The other study used caloric restriction mimetics, which are drugs that selectively trigger some of the biochemical cascades that result from starvation but without the weight loss, and this instigated the same chemotherapy-sensitizing effects from T cells. Hydroxycitrate was the mimetic used here. After mice with transplanted lung and breast cancers received hydroxycitrate, tumor numbers and size were reduced. Furthermore, the researchers observed the T cells responding to the pharmacological starvation of the cancer cells, which changed the tumor microenvironment to increase the formation of new white blood cells.

“My theory is that when you cause some cancer cell death, you stimulate the release of factors that enhances the recruitment of cell types that can fight against the tumor and reduce the immunosuppressive cells,” said Guido Kroemer, MD, PhD, a cell biologist and cancer researcher of INSERM and the Centre de Recherche des Cordeliers in Paris, France. “But we haven’t excluded that the death of immune cells themselves would also contribute to the effect of caloric restriction mimetics in reaction to chemotherapy.”

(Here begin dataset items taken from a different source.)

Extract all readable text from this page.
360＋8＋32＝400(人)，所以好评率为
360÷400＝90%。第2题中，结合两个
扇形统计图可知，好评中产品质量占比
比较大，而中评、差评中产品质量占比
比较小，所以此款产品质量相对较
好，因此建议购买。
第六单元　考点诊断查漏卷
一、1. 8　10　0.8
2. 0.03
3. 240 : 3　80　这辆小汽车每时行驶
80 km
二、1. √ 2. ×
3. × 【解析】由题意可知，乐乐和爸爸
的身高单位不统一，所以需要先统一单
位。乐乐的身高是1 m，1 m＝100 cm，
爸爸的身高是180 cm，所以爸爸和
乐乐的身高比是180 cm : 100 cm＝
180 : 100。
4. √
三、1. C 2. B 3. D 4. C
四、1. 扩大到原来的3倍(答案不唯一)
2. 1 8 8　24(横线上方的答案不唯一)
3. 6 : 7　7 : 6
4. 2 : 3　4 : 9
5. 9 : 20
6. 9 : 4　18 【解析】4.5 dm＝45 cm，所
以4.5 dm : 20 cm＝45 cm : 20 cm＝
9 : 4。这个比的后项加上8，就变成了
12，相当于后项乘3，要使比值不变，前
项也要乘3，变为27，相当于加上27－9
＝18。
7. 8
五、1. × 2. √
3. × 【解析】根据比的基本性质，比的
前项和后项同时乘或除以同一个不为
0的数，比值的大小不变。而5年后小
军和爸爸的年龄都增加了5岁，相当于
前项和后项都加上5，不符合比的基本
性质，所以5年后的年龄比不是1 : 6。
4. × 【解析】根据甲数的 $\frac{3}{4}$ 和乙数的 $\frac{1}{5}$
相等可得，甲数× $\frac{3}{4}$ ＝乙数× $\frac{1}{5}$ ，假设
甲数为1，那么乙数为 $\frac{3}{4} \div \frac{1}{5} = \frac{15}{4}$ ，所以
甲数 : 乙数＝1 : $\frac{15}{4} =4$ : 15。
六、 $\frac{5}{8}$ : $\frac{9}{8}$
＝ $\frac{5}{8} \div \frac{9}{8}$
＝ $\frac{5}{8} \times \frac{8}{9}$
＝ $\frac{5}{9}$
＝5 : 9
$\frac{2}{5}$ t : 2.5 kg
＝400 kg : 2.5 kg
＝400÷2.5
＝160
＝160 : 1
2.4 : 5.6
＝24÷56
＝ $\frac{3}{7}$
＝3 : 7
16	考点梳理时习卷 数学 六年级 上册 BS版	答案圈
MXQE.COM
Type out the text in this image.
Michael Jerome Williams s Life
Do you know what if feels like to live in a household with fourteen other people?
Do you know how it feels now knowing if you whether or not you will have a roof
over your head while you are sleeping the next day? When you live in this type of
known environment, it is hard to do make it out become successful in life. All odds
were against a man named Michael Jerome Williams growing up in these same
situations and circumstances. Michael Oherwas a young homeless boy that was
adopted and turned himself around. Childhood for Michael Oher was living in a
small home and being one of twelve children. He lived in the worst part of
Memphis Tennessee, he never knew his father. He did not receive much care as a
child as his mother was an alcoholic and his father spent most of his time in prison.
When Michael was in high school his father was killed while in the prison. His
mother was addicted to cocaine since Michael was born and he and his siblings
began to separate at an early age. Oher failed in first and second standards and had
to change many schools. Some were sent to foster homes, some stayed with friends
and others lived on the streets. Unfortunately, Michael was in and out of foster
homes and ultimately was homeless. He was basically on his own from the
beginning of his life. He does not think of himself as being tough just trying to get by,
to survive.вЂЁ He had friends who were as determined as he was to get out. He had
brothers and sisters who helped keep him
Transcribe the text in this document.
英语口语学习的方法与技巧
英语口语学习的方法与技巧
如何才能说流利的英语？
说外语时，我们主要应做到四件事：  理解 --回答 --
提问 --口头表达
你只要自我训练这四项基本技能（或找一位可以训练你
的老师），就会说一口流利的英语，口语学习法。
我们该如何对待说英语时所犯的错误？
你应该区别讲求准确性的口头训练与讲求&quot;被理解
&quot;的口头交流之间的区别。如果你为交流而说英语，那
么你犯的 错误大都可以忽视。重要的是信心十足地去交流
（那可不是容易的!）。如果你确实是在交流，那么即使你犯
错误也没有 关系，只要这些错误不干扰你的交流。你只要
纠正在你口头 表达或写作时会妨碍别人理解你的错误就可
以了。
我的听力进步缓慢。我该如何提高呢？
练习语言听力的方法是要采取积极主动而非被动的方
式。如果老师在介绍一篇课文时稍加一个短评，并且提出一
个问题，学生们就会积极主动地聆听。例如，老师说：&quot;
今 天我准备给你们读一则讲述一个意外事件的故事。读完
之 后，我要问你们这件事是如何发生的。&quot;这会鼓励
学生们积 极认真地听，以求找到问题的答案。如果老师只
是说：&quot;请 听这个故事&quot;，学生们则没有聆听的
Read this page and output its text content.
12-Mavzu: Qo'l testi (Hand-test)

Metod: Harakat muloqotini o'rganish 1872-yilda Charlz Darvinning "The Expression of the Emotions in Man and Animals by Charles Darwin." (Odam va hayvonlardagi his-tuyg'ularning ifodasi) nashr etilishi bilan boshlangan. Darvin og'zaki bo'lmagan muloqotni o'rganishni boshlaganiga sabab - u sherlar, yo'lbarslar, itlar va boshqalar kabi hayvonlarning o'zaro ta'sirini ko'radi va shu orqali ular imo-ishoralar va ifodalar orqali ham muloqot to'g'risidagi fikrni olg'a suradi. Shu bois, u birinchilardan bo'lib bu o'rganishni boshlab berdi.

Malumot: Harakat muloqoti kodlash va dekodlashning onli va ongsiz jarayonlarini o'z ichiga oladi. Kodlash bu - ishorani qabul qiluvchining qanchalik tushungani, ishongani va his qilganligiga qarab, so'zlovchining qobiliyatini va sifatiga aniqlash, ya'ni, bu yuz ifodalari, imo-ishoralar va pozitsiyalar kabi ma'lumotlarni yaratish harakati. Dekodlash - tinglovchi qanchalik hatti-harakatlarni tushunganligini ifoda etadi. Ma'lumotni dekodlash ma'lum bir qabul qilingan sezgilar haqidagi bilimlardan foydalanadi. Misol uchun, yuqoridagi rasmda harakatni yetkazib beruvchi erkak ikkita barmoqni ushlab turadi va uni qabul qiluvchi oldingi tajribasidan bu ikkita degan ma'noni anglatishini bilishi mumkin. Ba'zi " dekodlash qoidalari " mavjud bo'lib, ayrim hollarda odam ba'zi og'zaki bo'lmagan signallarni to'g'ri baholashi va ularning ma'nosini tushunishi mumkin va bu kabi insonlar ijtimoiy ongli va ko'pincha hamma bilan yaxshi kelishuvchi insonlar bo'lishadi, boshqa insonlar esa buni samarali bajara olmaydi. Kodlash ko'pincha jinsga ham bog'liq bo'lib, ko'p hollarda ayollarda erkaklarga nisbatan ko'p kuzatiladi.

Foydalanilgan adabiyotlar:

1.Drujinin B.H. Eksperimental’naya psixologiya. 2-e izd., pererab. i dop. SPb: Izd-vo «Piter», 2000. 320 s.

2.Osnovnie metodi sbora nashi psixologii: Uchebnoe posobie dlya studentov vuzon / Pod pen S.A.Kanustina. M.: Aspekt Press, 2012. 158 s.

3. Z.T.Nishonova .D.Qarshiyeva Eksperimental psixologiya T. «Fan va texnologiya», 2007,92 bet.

The next steps are long-term studies to demonstrate that these strategies can be effective in humans.


1. Pietrocola F, Pol J, Vacchelli E, et al. Caloric restriction mimetics enhance anticancer immunosurveillance. Cancer Cell. 2016;30(1):147-160.

2. Di Biase S, Lee C, Bandhorst S, et al. Fasting-mimicking diet reduces HO-1 to promote T cell-mediated tumor cytotoxicity. Cancer Cell. 2016;30(1):136-146.